In a review of the complete manga, Mario Vuk of Splash Comics appreciated the series' anthological format and highlighted Tsuruta's use of hatching, which gave the art a classic appearance. He found the artwork very appealing and rich in detail, and deemed the overall work a beautiful piece with classic charm and a moderate amount of comedy. Conversely, Andrés Accorsi of Comiqueando acknowledged Tsuruta's artwork as the main feature but identified significant flaws in the scripts. Accorsi felt the conflicts lacked dramatic force and that Tsuruta wasted many pages on inconsequential scenes, concluding that the series became entangled in ridiculous, whimsical, and poorly resolved situations.

===Miss China's Ring===
Christopher Macdonald of Anime News Network (ANN) described the OVA as unique, very weird, and very fun. He noted that Tsuruta's original character designs and artwork were nicely complemented by good animation, and recommended it to those seeking a short, heartwarming story devoid of heavy material, though he cautioned that viewers seeking a strong, complicated plot would likely be disappointed. Mariela Ortiz of SciFi.com observed that the characters, particularly Miss China with her accent and fighting skills, came off as stereotypical, though she noted this did not detract from the story. Ortiz called the OVA a funny and heartwarming tale. Shu-Chun Lin, also for SciFi.com, deemed it a lovely and cute love story that was very enjoyable and entertaining despite its simplicity.

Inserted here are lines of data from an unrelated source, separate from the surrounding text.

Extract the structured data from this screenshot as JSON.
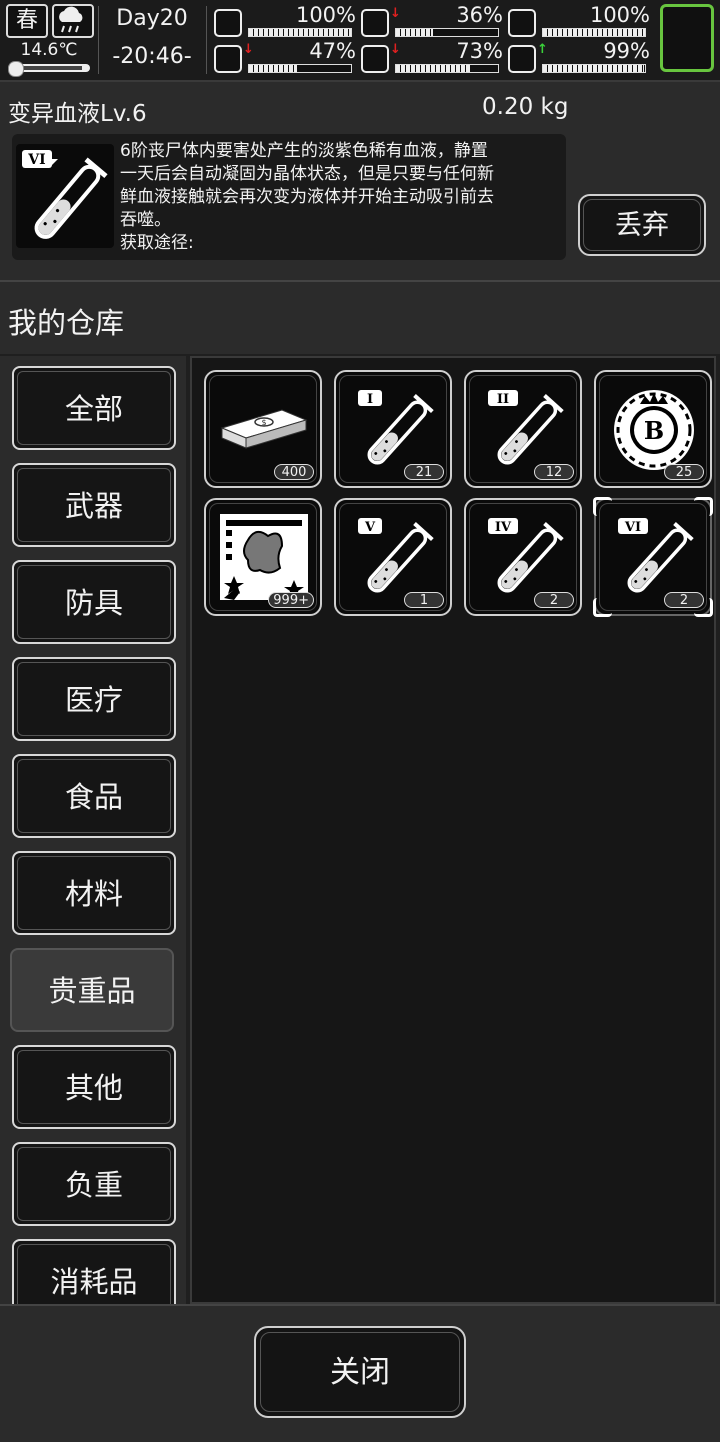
{
  "status": {
    "season": "春",
    "temperature": "14.6℃",
    "day": "Day20",
    "time": "-20:46-",
    "stats": [
      {
        "icon": "health-kit-icon",
        "value": "100%",
        "level": 1.0,
        "arrow": ""
      },
      {
        "icon": "stomach-icon",
        "value": "36%",
        "level": 0.36,
        "arrow": "down"
      },
      {
        "icon": "pill-icon",
        "value": "100%",
        "level": 1.0,
        "arrow": ""
      },
      {
        "icon": "boot-icon",
        "value": "47%",
        "level": 0.47,
        "arrow": "down"
      },
      {
        "icon": "water-drop-icon",
        "value": "73%",
        "level": 0.73,
        "arrow": "down"
      },
      {
        "icon": "heart-icon",
        "value": "99%",
        "level": 0.99,
        "arrow": "up"
      }
    ],
    "arrow_colors": {
      "down": "#e02020",
      "up": "#3ad13a"
    }
  },
  "item": {
    "name": "变异血液Lv.6",
    "weight": "0.20 kg",
    "description": "6阶丧尸体内要害处产生的淡紫色稀有血液，静置\n一天后会自动凝固为晶体状态，但是只要与任何新\n鲜血液接触就会再次变为液体并开始主动吸引前去\n吞噬。\n获取途径:",
    "icon_label": "VI",
    "discard_label": "丢弃"
  },
  "warehouse": {
    "title": "我的仓库",
    "categories": [
      "全部",
      "武器",
      "防具",
      "医疗",
      "食品",
      "材料",
      "贵重品",
      "其他",
      "负重",
      "消耗品"
    ],
    "selected_category": "贵重品",
    "items": [
      {
        "icon": "cash-bundle-icon",
        "label": "",
        "qty": "400"
      },
      {
        "icon": "blood-vial-icon",
        "label": "I",
        "qty": "21"
      },
      {
        "icon": "blood-vial-icon",
        "label": "II",
        "qty": "12"
      },
      {
        "icon": "bitcoin-chip-icon",
        "label": "B",
        "qty": "25"
      },
      {
        "icon": "zombie-card-icon",
        "label": "",
        "qty": "999+"
      },
      {
        "icon": "blood-vial-icon",
        "label": "V",
        "qty": "1"
      },
      {
        "icon": "blood-vial-icon",
        "label": "IV",
        "qty": "2"
      },
      {
        "icon": "blood-vial-icon",
        "label": "VI",
        "qty": "2"
      }
    ],
    "selected_item_index": 7
  },
  "footer": {
    "close_label": "关闭"
  },
  "colors": {
    "slot_border": "#68c53f"
  }
}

Mike Toole of Anime Jump described the OVA as a nice break from typical action and comedy fare but found it surprisingly insubstantial, wishing for more narrative depth. Chris Beveridge of AnimeOnDVD praised the animation, noting several nice sequences, and stated he enjoyed the show immensely, recommending it to those looking for something off the beaten path. Jim Lazar, also of AnimeOnDVD, found the story charming, centered on Miss China's attraction to Jim and one of the doctor's inventions. He noted that while not an epic, the tale was charming and engaging throughout its short runtime. Writing for Otaku USA, Paul Chapman found the title character somewhat stereotypical and the animation adequate but not spectacular, with a soft, gentle color palette suited to the wistful tone. Chapman concluded that the OVA was not bad but also not outstanding.